Les Pantins des boulevards, ou bordels de Thalie/00

Poulet-Malassis (1 et 2p. Frontisp.-iii).

LE COMPÈRE MATHIEU

À SES PÉNITENTS.



C’est à vous, viles putains, infâmes maquereaux, misérables farceurs, indignes cabotins, qui avilissez la scène par votre présence lascive, votre immodeste jeu et vos regards effrontés ; c’est à vous, dis-je, que je dédie cette compilation de vos sottises. C’est en vous arrachant le masque dont vous vous couvrez impudemment, que j’espère recevoir le prix de mes peines.

Je n’ose me flatter que vous avouerez la confession que je révèle au public, de vos goûts libertins, de vos lubricités, de vos escroqueries (passez-moi le terme), de vos scènes paillardes, de vos fouteries familières ; mais que m’importe, pourvu que le tableau soit fidèle, et que ceux qui verront le frontispice de vos confessions libertines, s’écrient, avec moi :

Ô vous, héros fameux qui dégradez la scène,
Une infâme putain est votre Melpomène,
Thalie une branleuse, et Momus maquereau,
Ribié, Forest, Latour, font ce trio si beau.
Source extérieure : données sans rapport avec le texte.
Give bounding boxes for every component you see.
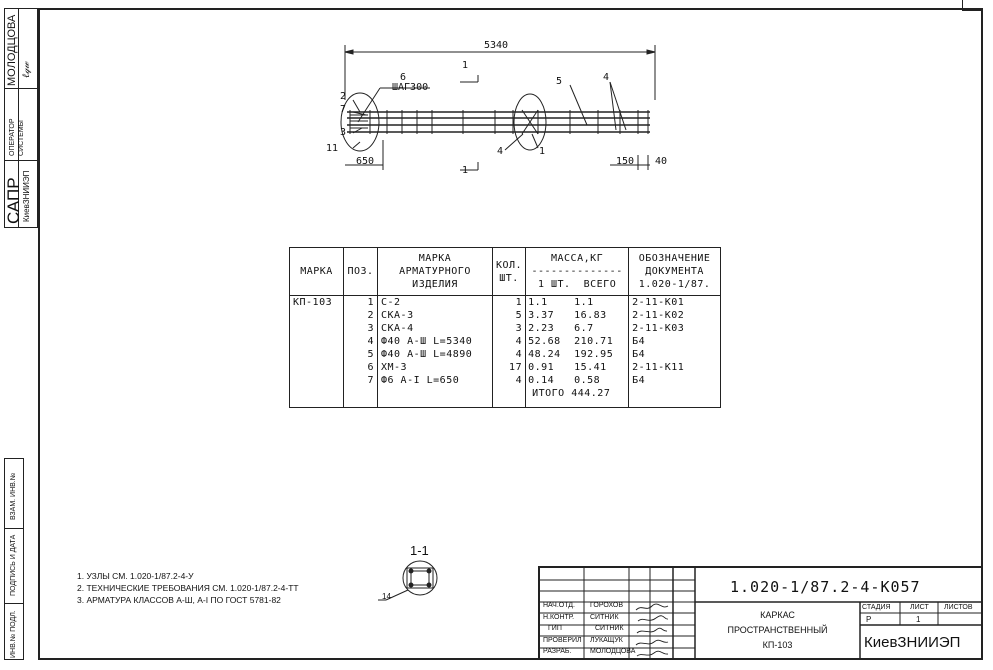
leader-4 — [610, 82, 626, 130]
strip-line — [4, 88, 38, 89]
header-pos: ПОЗ. — [344, 248, 378, 296]
cell-qty: 1 5 3 4 4 17 4 — [493, 296, 526, 408]
table-header-row — [290, 248, 721, 296]
callout-11: 11 — [326, 143, 339, 154]
role-row: ПРОВЕРИЛ ЛУКАЩУК — [543, 636, 623, 644]
cell-docs: 2-11-К01 2-11-К02 2-11-К03 Б4 Б4 2-11-К11 Б4 — [629, 296, 721, 408]
strip-institute: КиевЗНИИЭП — [22, 170, 31, 222]
leader-4b — [505, 134, 523, 150]
header-doc: ОБОЗНАЧЕНИЕ ДОКУМЕНТА 1.020-1/87. — [629, 248, 721, 296]
leader-2 — [353, 100, 360, 112]
title-text: КАРКАС ПРОСТРАНСТВЕННЫЙ КП-103 — [727, 610, 828, 650]
callout-4: 4 — [603, 72, 610, 83]
cell-products: С-2 СКА-3 СКА-4 Ф40 А-Ш L=5340 Ф40 А-Ш L=4890 ХМ-3 Ф6 А-I L=650 — [378, 296, 493, 408]
callout-4-mid: 4 — [497, 146, 504, 157]
strip-name: МОЛОДЦОВА — [6, 14, 18, 86]
specification-table — [289, 247, 721, 408]
cell-mass — [526, 296, 629, 408]
stage-header: СТАДИЯ — [862, 604, 891, 611]
mass-total-row: ИТОГО 444.27 — [532, 388, 611, 399]
callout-7: 7 — [340, 104, 347, 115]
role-row: НАЧ.ОТД. ГОРОХОВ — [543, 602, 624, 609]
mass-total-col: 1.1 16.83 6.7 210.71 192.95 15.41 0.58 — [574, 297, 614, 386]
dimension-total-label: 5340 — [484, 40, 509, 51]
callout-5: 5 — [556, 76, 563, 87]
step-label: ШАГ300 — [392, 82, 429, 93]
cell-mark: КП-103 — [290, 296, 344, 408]
leader-4 — [610, 82, 616, 130]
leader-1 — [532, 134, 538, 148]
document-code: 1.020-1/87.2-4-К057 — [730, 578, 921, 596]
section-title: 1-1 — [410, 543, 429, 558]
header-mass: МАССА,КГ -------------- 1 ШТ. ВСЕГО — [526, 248, 629, 296]
dimension-right1-label: 150 — [616, 156, 635, 167]
stage-value: Р — [866, 615, 872, 624]
sheet-corner-box — [962, 0, 983, 11]
header-product: МАРКА АРМАТУРНОГО ИЗДЕЛИЯ — [378, 248, 493, 296]
sheet-value: 1 — [916, 615, 921, 624]
leader-5 — [570, 85, 587, 125]
note-3: 3. АРМАТУРА КЛАССОВ А-Ш, А-I ПО ГОСТ 5781-82 — [77, 595, 281, 605]
strip-inv-zam: ВЗАМ. ИНВ.№ — [10, 472, 17, 520]
cell-positions: 1 2 3 4 5 6 7 — [344, 296, 378, 408]
callout-2: 2 — [340, 91, 347, 102]
header-qty: КОЛ. ШТ. — [493, 248, 526, 296]
dimension-arrow-right — [647, 50, 655, 54]
strip-line — [4, 603, 24, 604]
leader-11 — [353, 142, 360, 148]
callout-3: 3 — [340, 127, 347, 138]
mass-unit-col: 1.1 3.37 2.23 52.68 48.24 0.91 0.14 — [528, 297, 561, 386]
strip-sign-date: ПОДПИСЬ И ДАТА — [10, 534, 17, 596]
sheets-header: ЛИСТОВ — [944, 604, 973, 611]
strip-signature: ℓ𝓆𝓌 — [21, 61, 32, 78]
strip-line — [4, 160, 38, 161]
callout-1: 1 — [539, 146, 546, 157]
notes-block — [77, 570, 299, 606]
table-body-row — [290, 296, 721, 408]
role-row: Н.КОНТР. СИТНИК — [543, 613, 619, 621]
header-mark: МАРКА — [290, 248, 344, 296]
callout-6: 6 — [400, 72, 407, 83]
dimension-arrow-left — [345, 50, 353, 54]
signatures — [632, 602, 672, 660]
role-row: РАЗРАБ. МОЛОДЦОВА — [543, 648, 636, 655]
strip-line — [4, 528, 24, 529]
section-mark-top: 1 — [462, 60, 469, 71]
strip-sapr: САПР — [4, 177, 23, 224]
sheet-header: ЛИСТ — [910, 604, 929, 611]
role-row: ГИП СИТНИК — [548, 625, 624, 632]
strip-inv-orig: ИНВ.№ ПОДЛ. — [10, 610, 17, 658]
dimension-right2-label: 40 — [655, 156, 668, 167]
strip-operator: ОПЕРАТОР СИСТЕМЫ — [9, 118, 25, 156]
note-2: 2. ТЕХНИЧЕСКИЕ ТРЕБОВАНИЯ СМ. 1.020-1/87.2-4-ТТ — [77, 583, 299, 593]
dimension-left-label: 650 — [356, 156, 375, 167]
organization: КиевЗНИИЭП — [864, 634, 961, 651]
note-1: 1. УЗЛЫ СМ. 1.020-1/87.2-4-У — [77, 571, 194, 581]
title-block — [538, 566, 983, 660]
section-mark-bottom: 1 — [462, 165, 469, 176]
left-strip — [4, 8, 38, 660]
section-callout-14: 14 — [382, 592, 391, 601]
Garces avérées, qui faites au théâtre autant de bordels de vos loges, recevez mon hommage ; il est pur comme vos cœurs, et l’encens que je brûle sur vos autels, est aussi suave que les caresses empoisonnées que vous distribuez à droite, à gauche, et à prix d’argent.

Gemond, Talon, Mayeur, Thiennet, etc., vous, fouteurs préconisés et recherchés par les gourgandines qui raccrochent publiquement dans le pourtour des loges de vos spectacles ; vous, misérables débauchés, qui ajoutez à vos appointements énormes, et si fort au-dessus de vos talents méprisables, le fruit honteux de la prostitution, ne rougissez pas de ma véracité, et qu’au contraire la naïveté de mes peintures vous fournisse de nouveaux sujets de gloire.

Vos chers confrères du haut style qui badinent au Palais-Royal, ont été là, comme vous, les objets de mes délassements ; croyez-moi, ne faites pas plus de bruit qu’eux ; et puisque vous avez su vous faire des fronts qui ne rougissent jamais, il serait en vérité trop tard pour vous de vous défaire de cette habitude.